The first firefighters arrived at 2:51, and a total of 47 firefighters were soon called in from as far away as Sequim and Bainbridge Island. But the blaze spread too fast through the two-story clapboard building to be stopped.

Firefighters were able to protect neighboring buildings, including a four-plex in the back. No one was injured.

But two vacation-rental apartments were destroyed, as was the office of the Abundant Life Seed Foundation, a nonprofit that saves rare and heirloom seeds.

At noon, all that indicated Aldrich's was once a grocery was a Häagen-Dazs sign and a couple of crates of melons.
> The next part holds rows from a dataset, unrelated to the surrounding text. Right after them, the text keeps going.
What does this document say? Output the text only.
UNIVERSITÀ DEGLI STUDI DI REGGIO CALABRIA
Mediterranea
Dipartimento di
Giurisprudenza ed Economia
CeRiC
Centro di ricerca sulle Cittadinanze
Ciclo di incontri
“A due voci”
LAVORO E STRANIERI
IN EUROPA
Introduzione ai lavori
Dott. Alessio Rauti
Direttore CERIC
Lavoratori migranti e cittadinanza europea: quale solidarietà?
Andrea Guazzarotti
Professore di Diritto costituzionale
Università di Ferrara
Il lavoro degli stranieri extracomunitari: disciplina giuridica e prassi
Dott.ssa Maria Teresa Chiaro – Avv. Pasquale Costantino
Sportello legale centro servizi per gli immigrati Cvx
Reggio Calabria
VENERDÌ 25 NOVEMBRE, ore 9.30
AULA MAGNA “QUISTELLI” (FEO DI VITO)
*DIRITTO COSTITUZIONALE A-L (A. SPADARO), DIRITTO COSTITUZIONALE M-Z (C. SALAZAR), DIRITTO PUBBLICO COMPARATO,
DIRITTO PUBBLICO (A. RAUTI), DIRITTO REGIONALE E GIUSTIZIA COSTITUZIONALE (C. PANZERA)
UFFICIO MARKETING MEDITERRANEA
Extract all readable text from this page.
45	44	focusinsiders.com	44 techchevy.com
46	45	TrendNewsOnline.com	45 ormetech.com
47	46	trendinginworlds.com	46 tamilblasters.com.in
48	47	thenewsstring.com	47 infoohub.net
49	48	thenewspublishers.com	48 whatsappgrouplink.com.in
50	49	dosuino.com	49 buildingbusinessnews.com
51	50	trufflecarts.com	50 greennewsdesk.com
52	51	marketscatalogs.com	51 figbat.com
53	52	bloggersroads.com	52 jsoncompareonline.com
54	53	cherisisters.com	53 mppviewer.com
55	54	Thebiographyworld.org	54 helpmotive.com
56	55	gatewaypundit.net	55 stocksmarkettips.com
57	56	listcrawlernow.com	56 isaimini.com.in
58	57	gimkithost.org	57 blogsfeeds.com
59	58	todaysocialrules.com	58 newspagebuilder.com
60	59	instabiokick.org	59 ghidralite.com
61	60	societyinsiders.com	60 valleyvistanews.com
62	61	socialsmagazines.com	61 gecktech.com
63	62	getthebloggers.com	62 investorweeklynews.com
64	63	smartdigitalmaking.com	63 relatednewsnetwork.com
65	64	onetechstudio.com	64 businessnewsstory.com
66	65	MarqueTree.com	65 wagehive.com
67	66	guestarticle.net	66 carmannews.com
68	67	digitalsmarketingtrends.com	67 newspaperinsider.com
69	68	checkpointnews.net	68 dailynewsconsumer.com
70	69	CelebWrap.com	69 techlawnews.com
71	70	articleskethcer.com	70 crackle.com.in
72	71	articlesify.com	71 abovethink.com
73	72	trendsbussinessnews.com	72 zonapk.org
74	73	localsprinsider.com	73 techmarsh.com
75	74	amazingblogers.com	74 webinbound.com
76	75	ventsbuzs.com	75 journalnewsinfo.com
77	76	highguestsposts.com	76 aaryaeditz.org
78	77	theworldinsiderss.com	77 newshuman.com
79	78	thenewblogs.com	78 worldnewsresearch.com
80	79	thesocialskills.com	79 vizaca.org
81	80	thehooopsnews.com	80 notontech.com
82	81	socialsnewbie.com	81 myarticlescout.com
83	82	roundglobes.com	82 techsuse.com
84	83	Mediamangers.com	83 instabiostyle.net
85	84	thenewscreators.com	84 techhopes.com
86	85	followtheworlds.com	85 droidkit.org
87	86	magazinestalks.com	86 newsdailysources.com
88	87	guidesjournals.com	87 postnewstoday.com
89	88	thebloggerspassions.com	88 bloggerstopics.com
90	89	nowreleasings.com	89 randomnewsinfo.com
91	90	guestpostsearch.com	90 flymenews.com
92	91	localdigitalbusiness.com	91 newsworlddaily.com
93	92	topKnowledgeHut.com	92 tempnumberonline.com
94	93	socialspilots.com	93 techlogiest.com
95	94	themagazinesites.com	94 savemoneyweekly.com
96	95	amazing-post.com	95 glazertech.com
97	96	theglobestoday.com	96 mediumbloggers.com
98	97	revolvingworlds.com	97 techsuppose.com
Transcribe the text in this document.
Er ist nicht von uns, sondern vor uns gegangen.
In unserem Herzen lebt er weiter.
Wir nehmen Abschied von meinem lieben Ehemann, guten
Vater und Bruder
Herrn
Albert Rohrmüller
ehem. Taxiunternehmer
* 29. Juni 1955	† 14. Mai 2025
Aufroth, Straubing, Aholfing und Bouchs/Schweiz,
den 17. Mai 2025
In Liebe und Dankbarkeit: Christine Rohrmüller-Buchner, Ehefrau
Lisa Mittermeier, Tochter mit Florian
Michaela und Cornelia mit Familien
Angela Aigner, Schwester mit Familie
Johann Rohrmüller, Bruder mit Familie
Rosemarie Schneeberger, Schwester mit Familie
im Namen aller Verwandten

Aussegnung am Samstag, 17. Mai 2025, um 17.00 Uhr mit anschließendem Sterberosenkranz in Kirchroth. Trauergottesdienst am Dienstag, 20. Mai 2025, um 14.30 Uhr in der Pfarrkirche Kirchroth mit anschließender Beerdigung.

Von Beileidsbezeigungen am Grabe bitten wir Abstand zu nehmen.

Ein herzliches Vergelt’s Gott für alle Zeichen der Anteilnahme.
Bowes had no estimate of the damage but said Aldrich's was a total loss. Hamilton said the building had been insured for $900,000. The cause of the fire was unknown.

The building sat at the corner of Lawrence and Tyler streets on the hilltop section of Port Townsend known as Uptown, a historically well-heeled neighborhood in which ship captains and customs officials built massive Victorian mansions when the city was a leading shipping center and the Northwest's port of entry.

The structure was built in 1889 by the International Order of Good Templars as a meeting hall and storefront. The Aldrich family, which had operated a general store in several locations since 1885, moved into the building in the mid-1920s, said John Clise, a former Pike Place Market director who bought the market in 1983.

Clise recalled hearing stories of the Aldriches helping keep people afloat during the Depression, letting them buy on credit and pay back as they could.

"If you couldn't find something downtown, you could always come to Aldrich's and they had it," said Gloria Harper, who moved to Port Townsend in 1951 to teach high-school English.

"And they always let people charge their groceries," said her daughter, Karen Sedlak. "Remember those old-fashioned ledger cards?"

Like hundreds of other local kids, as a teenager she worked checking out groceries and stocking shelves.

"Aldrich's is truly the heart of Uptown," said Linda Yakush, co-owner of Pane d'Amore bakery, as the smell of burned wood from half a block away mixed with the scent of fresh bread. "I was just telling someone it's like part of my living room is gone. I literally go in there every day."

When he bought the store, Clise stopped running it as a general store and emphasized gourmet foods and wine.

Hamilton, who spent much of his life in groceries since bagging as a kid, bought the store in 1996 and said it would be his last job. He had doubled its sales since. He was having a great year, remarkable for a recession, and last month was the best in the store's history.

Hamilton acknowledged the store flourished by catering to the city's well-to-do.

"But we did get our share of the shed boys," he said, referring to workers who frequented the store for morning coffee.

Just last week, Don Robertson, a retired carpenter, had been telling his son-in-law, the manager of a big-box store in Northern California, that Aldrich's was "the greatest corner grocery store in the country."

Hamilton plans to rebuild. A more immediate concern is how the neighborhood will celebrate the Uptown Street Fair on Aug. 16 without Aldrich's.

"It's going to be a celebration of everything good about Aldrich's," offered Yakush.